Deveron Patterson cried while telling a judge about killing Kareem Hunter last year.
“We beat up Kareem . . . duct-taped him, put him in the trunk and carried him up to Beckley,” Patterson said, with his head down.
Patterson, 26, pleaded guilty Friday morning to first-degree murder in the brutal killing of Hunter last fall.
His agreement with prosecutors guaranteed that he be given mercy, meaning he can be eligible for parole after 15 years. He will be sentenced Nov. 13.
Kanawha Circuit Judge Paul Zakaib accepted that deal. If he hadn’t, Patterson could have withdrawn his plea. The agreement was reached late Thursday.
Hunter, 28, was beaten with a rubber mallet in a Marmet apartment, bound with duct tape and buried in a shallow grave near Beckley, according to police. He was reported missing Sept. 23 and his body was found almost two months later.
Miguel Quinones, 36, of Charleston, also is charged with first-degree murder in the slaying. His trial is set for Oct. 27. Friday was Zakaib’s last day as a judge before retirement, but the West Virginia Supreme Court has appointed him as a senior status judge and said he will continue to hear some cases until his replacement is named.
As part of his deal, Patterson will testify against Quinones.
“He wanted to make sure the truth came out,” Jesse Forbes, Patterson’s attorney, said after the hearing.
Patterson gave a lengthy statement to Kanawha County sheriff’s detectives. He said Quinones felt disrespected that Hunter had messed with his girlfriend, Shawnique Hudson.
The two men went to the apartment of Kelsey Marie Legg, 20, of Marmet, and she called Hunter, telling him to come over to have sex, according to police.
Legg was originally charged with first-degree murder and kidnapping in Hunter’s death, but she eventually took a deal with prosecutors and pleaded guilty to accessory after the fact to first-degree murder and attempting to aid and abet another person in concealing a dead body. As part of her deal, she agreed to testify against Quinones and Patterson. Zakaib sentenced her to six to eight years.
Kanawha Assistant Prosecutor Dan Holstein said Friday that Quinones will not be offered a plea deal. Quinones refused to talk to detectives after being arrested.
The deal Patterson made shows that prosecutors believe Quinones is more culpable in the slaying, Forbes said.
On the night of the slaying, Hunter put up a fight, Patterson told police. Patterson picked up a gun, pointed it at Hunter and told him to “chill,” his statement reads. Quinones then tackled Hunter and began hitting him with the rubber mallet, according to the statement.
Police say Patterson told them he and Quinones dumped the body beside a house on Old Turnpike Road near Beckley and came back the next day to bury it.
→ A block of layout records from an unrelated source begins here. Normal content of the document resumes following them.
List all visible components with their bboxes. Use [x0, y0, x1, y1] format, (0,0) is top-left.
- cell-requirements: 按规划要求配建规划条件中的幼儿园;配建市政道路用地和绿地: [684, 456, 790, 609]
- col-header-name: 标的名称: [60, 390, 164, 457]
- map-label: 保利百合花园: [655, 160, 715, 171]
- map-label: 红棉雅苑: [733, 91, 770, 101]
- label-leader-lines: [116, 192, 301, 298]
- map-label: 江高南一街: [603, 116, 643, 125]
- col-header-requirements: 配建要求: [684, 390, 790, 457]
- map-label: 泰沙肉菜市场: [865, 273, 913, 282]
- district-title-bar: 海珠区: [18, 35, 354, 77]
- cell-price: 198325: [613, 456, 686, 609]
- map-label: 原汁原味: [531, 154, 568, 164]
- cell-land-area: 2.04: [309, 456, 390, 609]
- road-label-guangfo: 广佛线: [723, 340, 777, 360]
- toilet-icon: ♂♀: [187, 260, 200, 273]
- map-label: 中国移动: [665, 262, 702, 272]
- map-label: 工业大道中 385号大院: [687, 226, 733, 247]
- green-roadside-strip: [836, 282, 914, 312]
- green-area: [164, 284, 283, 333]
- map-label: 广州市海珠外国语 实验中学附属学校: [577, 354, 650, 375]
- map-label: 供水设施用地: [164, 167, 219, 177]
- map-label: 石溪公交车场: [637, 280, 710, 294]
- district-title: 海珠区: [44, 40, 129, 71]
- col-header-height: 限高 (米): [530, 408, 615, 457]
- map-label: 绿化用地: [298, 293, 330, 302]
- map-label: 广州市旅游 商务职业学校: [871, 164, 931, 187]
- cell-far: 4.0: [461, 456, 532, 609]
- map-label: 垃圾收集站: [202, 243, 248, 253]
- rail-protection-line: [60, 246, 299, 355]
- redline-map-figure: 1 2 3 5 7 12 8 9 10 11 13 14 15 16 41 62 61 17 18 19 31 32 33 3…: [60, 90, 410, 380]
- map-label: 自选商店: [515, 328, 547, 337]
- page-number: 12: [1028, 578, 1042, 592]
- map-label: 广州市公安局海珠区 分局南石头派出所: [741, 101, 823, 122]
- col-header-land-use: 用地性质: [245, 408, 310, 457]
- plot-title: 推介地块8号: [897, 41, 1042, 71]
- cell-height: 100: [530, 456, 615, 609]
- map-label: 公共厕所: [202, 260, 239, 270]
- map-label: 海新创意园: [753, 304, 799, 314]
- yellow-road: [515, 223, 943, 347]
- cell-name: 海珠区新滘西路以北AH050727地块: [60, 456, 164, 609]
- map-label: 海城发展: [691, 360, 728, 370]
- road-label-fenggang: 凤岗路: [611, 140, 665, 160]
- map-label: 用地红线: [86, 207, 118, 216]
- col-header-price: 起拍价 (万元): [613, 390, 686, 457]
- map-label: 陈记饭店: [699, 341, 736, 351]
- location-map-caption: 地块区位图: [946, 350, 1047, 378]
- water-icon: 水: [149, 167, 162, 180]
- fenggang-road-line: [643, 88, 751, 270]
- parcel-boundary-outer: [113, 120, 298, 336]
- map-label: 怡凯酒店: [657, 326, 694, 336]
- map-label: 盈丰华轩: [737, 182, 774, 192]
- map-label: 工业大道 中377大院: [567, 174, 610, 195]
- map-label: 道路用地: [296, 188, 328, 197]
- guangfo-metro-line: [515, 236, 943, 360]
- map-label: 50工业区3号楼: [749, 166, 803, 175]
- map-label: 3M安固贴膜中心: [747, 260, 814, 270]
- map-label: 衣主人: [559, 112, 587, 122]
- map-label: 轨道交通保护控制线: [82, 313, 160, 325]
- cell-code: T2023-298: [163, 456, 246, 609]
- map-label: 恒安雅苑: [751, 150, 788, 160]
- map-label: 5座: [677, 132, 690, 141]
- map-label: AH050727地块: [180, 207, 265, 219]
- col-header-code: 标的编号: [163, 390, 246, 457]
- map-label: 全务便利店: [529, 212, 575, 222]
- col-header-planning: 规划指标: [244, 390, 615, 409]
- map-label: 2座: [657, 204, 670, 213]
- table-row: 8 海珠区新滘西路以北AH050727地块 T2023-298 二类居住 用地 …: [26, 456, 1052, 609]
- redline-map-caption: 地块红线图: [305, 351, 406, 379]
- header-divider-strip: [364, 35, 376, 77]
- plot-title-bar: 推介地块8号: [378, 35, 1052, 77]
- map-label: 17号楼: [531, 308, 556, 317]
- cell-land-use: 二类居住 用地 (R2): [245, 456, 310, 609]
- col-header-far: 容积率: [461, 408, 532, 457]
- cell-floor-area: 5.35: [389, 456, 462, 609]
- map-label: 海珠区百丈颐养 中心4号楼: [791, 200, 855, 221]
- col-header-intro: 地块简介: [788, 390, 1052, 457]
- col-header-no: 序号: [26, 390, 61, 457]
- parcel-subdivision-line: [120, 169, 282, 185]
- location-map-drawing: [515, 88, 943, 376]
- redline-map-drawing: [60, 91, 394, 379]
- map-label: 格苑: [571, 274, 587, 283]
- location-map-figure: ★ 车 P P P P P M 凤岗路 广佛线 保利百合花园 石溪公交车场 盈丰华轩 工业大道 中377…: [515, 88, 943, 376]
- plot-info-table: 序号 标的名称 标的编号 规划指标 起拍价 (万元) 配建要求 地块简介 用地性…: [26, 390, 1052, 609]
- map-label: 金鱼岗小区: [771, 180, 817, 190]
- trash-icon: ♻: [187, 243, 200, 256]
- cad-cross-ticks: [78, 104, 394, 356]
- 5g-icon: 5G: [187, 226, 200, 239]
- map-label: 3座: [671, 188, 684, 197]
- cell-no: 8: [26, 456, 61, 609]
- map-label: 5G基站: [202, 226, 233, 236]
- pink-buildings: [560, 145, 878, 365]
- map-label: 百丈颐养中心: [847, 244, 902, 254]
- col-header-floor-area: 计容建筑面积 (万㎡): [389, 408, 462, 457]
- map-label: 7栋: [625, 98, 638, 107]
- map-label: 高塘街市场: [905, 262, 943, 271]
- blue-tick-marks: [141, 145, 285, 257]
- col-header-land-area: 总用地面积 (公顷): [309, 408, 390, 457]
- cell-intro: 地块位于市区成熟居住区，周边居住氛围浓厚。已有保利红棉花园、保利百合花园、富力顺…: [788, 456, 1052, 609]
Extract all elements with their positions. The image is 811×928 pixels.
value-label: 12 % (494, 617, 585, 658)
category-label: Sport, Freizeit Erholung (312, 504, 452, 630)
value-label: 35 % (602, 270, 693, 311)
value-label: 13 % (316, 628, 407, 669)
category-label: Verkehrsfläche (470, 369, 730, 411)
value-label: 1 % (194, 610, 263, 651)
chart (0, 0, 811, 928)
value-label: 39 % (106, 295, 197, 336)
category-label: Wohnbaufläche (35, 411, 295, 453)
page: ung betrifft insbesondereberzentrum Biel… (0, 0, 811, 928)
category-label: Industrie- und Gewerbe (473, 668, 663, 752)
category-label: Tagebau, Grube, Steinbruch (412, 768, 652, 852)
People who lived near the area where Hunter’s body was found told police they helped two men in a Cadillac move their car when it got stuck in their driveway. One of the men was described to police as Arnie Patterson’s son, Deveron, according to deputies’ report. The driver had blood on his shirt and a cut on his face, police were told.
About a dozen people sat on each side of the courtroom Friday. Half were Hunter’s family members and the others were there for Patterson. Arnie Patterson was allowed to meet with his son before the hearing started.
Both families cried during the hearing.
Holstein said he discussed the deal with Hunter’s parents Thursday night. They live in Virginia and weren’t able to attend the hearing, but they were OK with the agreement, according to Holstein.
“They understand how valuable his testimony will be,” the prosecutor said after the hearing.